NASHVILLE, Tenn.––With a gift from World Wide Technology, the Strength for Service Corporation needed a place to store 30,000 copies of books for military troops and first responders.
“We want all our funds to be used to provide free books––not for storage,” said Larry Coppock, executive director of the corporation founded by UM Men. “We were getting storage quotations that hovered around the $300 a month when the Dennis Paper Company stepped up to provide free storage in its 71,000 square-foot warehouse in Nashville.
“The reason I wanted to provide the space,” says Ronald Dennis, president, “is because my father is a World War II veteran, and these books were first published for World War II troops.”
Ronald’s father, Dennis, 89, volunteered for the Navy at age 17.
His tour of duty would include serving in the amphibious division piloting a LCVP landing craft carrying troops and supplies to the beaches of France. His unit was the replacement unit immediately following the Normandy invasion. How could such a young boy advance so quickly to such responsibility? The reason would serve to be the foundation of success for the rest of his life. He volunteered for the risky position while no one else would because to him it was a job that needed to be done.
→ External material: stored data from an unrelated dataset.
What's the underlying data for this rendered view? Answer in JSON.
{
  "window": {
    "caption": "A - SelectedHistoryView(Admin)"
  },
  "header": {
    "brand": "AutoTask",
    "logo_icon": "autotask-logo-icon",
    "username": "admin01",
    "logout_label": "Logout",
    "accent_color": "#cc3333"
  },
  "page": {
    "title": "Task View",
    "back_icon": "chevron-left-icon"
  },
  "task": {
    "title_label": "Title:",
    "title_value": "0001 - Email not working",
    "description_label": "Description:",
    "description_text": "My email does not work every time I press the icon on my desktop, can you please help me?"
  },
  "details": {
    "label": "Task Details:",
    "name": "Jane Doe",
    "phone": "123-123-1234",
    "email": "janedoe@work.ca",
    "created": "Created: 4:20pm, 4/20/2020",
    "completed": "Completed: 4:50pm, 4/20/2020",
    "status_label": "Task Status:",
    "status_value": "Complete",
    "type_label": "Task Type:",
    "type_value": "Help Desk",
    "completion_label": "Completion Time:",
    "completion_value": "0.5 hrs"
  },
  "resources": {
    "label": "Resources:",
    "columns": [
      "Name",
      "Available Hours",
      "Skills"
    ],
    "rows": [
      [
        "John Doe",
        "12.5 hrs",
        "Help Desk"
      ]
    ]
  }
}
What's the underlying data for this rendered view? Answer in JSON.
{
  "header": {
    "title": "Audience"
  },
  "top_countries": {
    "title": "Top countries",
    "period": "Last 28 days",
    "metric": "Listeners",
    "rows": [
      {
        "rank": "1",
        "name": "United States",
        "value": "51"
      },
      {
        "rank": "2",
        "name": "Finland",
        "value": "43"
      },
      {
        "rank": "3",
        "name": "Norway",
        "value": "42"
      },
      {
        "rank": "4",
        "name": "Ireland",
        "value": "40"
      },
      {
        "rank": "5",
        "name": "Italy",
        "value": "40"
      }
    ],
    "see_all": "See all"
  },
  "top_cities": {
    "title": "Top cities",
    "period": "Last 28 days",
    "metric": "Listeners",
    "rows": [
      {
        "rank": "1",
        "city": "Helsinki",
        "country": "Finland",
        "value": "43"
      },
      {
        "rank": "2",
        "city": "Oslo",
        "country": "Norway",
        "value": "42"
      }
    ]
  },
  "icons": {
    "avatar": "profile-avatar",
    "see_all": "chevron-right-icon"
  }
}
During his sixteen months on LST 58, he would complete 45 missions between England and France before being transferred to the newly commissioned Destroyer 866 USS Cone. As boatswains mate his responsibility included overseeing the deck and personnel mid-ship to bow. After six months serving on the USS Cone and a total of two years in the Navy, he would return to his home in Nashville and a job at Bond Sanders Paper, a company later purchased by Champion Papers.
He later worked for Athens Paper before starting his own company in 1969. In 2004, Morris was named “Person of the Year” by the Printing Industry Association of the South. The association presented Morris with the “Founders Award” in 2009, and in 2015, he was presented with the “Stanley O. Styles Industry Excellence Award,” the “Pulitzer Prize” of the printing industry.
This year marks Morris’s 70th year in the paper industry.